A revisão do PDM de Lisboa está a decorrer, devendo os seus trabalhos preparatórios levar à actualização de dados e à identificação de objectivos e aspectos de regulamento a rever, que seguramente vão dar lugar a acesas discussões, com diferentes pontos de vista.
Os prazos em que esses trabalhos decorrem dependem da capacidade da actual maioria em os realizar.
Por algum acompanhamento deles deixa-se antever a polémica pelo ribombar de idéias como: maior densificação, aumento de pisos fora da zona histórica, PDM mais elástico e discricionário, menos categorias de áreas (de 22 passariam a 6...), uma área da cidade ficar dependente da estratégia política e outra da “evolução normal das necessidades” (!), desregulamentar o urbanismo e “simplificar” os respectivos instrumentos jurídicos de planeamento, etc ,etc, etc.
Mas, não vá o diabo tecê-las, está a preparar-se a antecipação das próprias alterações ao PDM, invocando-se as possibilidades legais de essas alterações antecipadas se realizarem (alteração simplificada).
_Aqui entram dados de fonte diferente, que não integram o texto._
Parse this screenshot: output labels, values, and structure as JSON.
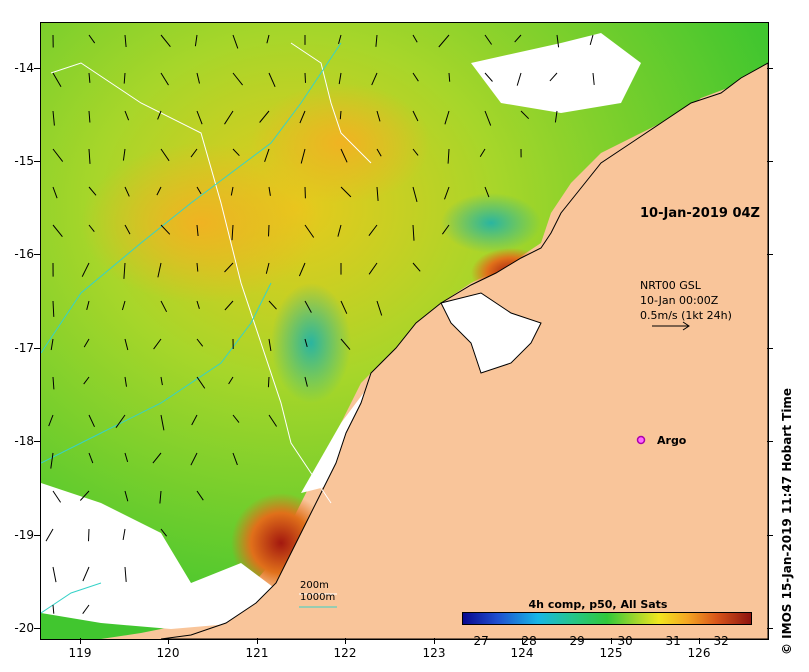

Só que isso exige um grande rigôr nessa invocação sob pena de, a reboque de uma urgência que uma parte da Câmara entende existir para certas modificações se operarem, se consumar uma verdadeira revisão do PDM, fora do quadro em que ela é possível.
É a legalidade do processo que está em causa.
Mas se a legislação sobre estas matérias é exigente, isso resulta da importância do que está em vigôr e do impacte na cidade de algumas possíveis alterações.
A possibilidade de alterar usos de terrenos, índices e parâmetros urbanísticos de referência, matérias cujo carácter subjectivo e discricionário têm enorme alcance financeiro e na qualidade de vida urbana, suscita naturalmente a atenção e intervenção dos que entendem, face à complexidade das questões, que devem optar por um esclarecedor debate público e não por “simplificadas” saídas de gabinete...
E também porque é vasto o alcance do que se discute, não podemos confundir construção com desenvolvimento urbanístico nem negócios no imobiliário com desenvolvimento económico. Não podemos transformar em regra o que foi irregularidade e excepção na paisagem urbana, deitar fora o perfil da cidade , as suas características mediterrânicas, os seus sistemas de vistas.
Não podemos, em nome da celeridade e desburocratização, simplificar o alcance do que está em jogo e deixar ir a criança com a água do banho. Porque essa é outra questão, que tem a ver com os meios humanos e o apoio técnico de ponta de que o município tem que dispor e com o estilo do exercício de funções dirigentes. Não confundamos, pois.
A criação de condições adequadas para a reconsideração da estratégia que está subjacente aos instrumentos jurídicos de planeamento em vigôr, não é um preciosismo. É uma responsabilidade devida ao exercício do poder que está a preparar alterações significativas das regras de como se faz a cidade com as respectivas consequências.
Já o dissemos: há quem não use os direitos que hoje tem numa atitude especulativa, que não constrói dentro das regras actuais, mas que construiria noutras, através de uma elevação artificial de valores, de que beneficiariam alguns e não todos, e que arrastariam consequências para os custos de viver na cidade e para a qualidade desse viver.
Saber quem são, o que querem e não querem, quanto querem ganhar entre essas duas atitudes, as vantagens e desvantagens para a cidade das diferentes respostas, é essencial.
Isto não é ultrapassável com lances verbais, que recorrem a chavões como “imobilismos”, “paralisias urbanísticas” e outros do arsenal da feitiçaria e ilusionismo modernos que contribuem apenas para o “faz-de-conta” da participação dos munícipes e o contrabando das questões fundamentais.
Não é com considerandos que carecem de demonstração que se fazem novas leis. Tal como as “manchetes” não dispensam as notícias e respectivos desenvolvimentos. E a ganga ideológica não é separável do que efectivamente se pretende. Andar, no âmbito deste processo, a dizer sobre o PDM que teria provado mal, que teria impedido um coerente ordenamento da cidade e desenvolvimento urbanístico, que exigiria “inúmeros” planos de pormenor, bla, bla, bla, é o mesmo que vender cassetes que, para não serem piratas, têm que ser despistadas e fundamentadas em balanços objectivos que sustentem novas propostas.
Entendemos que a legalidade deve ser respeitada também neste processo, no decurso do normal funcionamento das instituições municipais, nomeadamente pela importância daquilo que está em jogo.